Sorry, forgot to provide an update here. After profiling reader on a benchmark with 100+ columns (see https://github.com/vlasenkoalexey/bigquery_perftest/blob/master/bq_perftest_mult_columns.py) I realized that the bottleneck is batch step:

streams_ds = tf.data.Dataset.from_tensor_slices(streams)
dataset = streams_ds.interleave(
     read_rows,
     cycle_length=streams_count64,
     num_parallel_calls=streams_count64,
     deterministic=not(sloppy))
dataset = dataset.batch(batch_size)

If you move batching to the same thread as read, performance is going to be much better.

Here is updated sample:

  def _read_rows(stream):
    dataset = read_session.read_rows(stream)
    dataset = dataset.batch(batch_size)
    return dataset

  streams_ds = tf.data.Dataset.from_tensor_slices(streams)
  dataset = streams_ds.interleave(
      _read_rows,
      cycle_length=streams_count64,
      num_parallel_calls=streams_count64,
      deterministic=not(sloppy))

Originally I planned to update API to use this approach all the time, but realized that it is not always desirable. I'll update BQ readme page to make it clear and close this bug.
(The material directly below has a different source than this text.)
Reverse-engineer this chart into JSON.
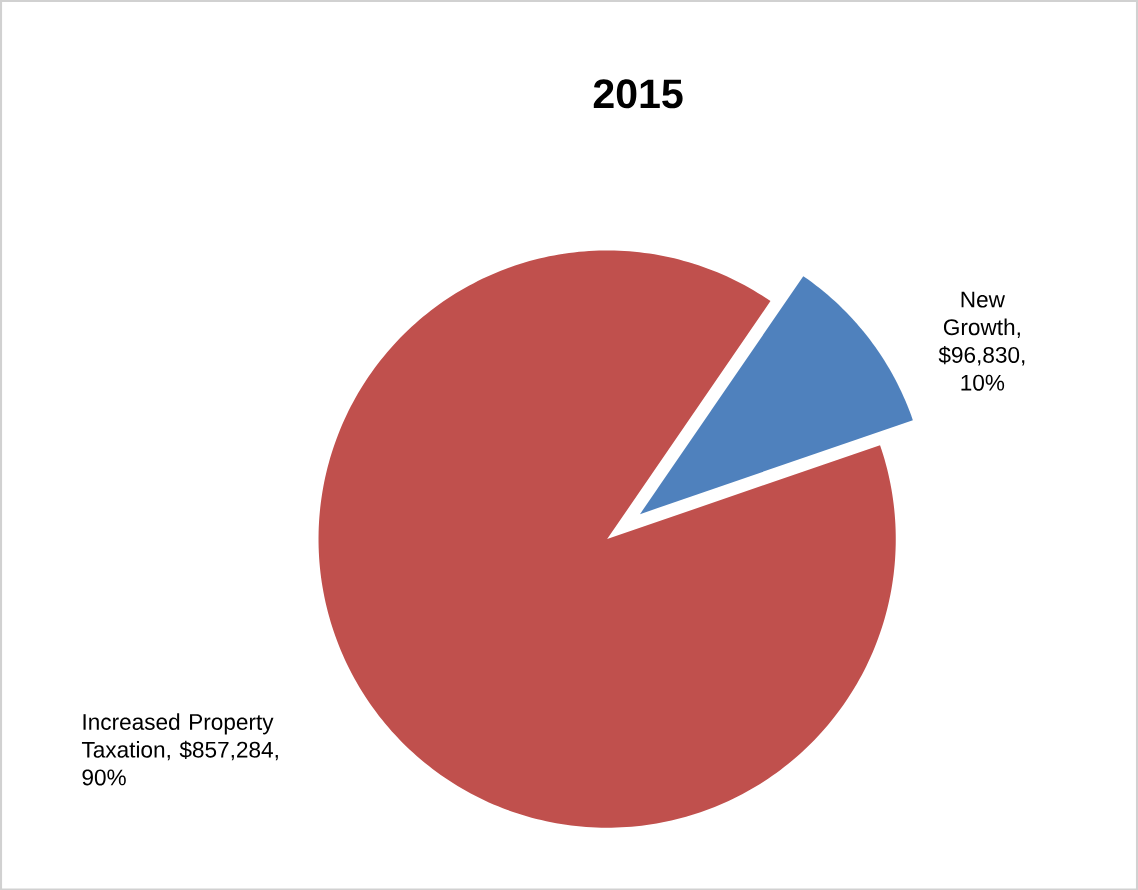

stevenzhang-support commented 2 years ago

Can I reopen this issue as I found when number of columns is not large the performance from using BigQuery reader is significantly lower than GCS reader. The tensorflow io used here is tensorflow_io==0.17.0. Could tensorflow_io > 0.17.0 for instance 0.22.0 could deliver something difference. I see the performance chart but is it general rule of thumb that GCS bucket has always better performance than BigQuery and why?

vlasenkoalexey commented 2 years ago

Did you have a chance to try approach suggested in https://github.com/tensorflow/io/issues/1066#issuecomment-757074730 ? And also please confirm that your data is stored in the location close to where you are reading it from. It is known that BQ is slightly slower than GCS, but not that much.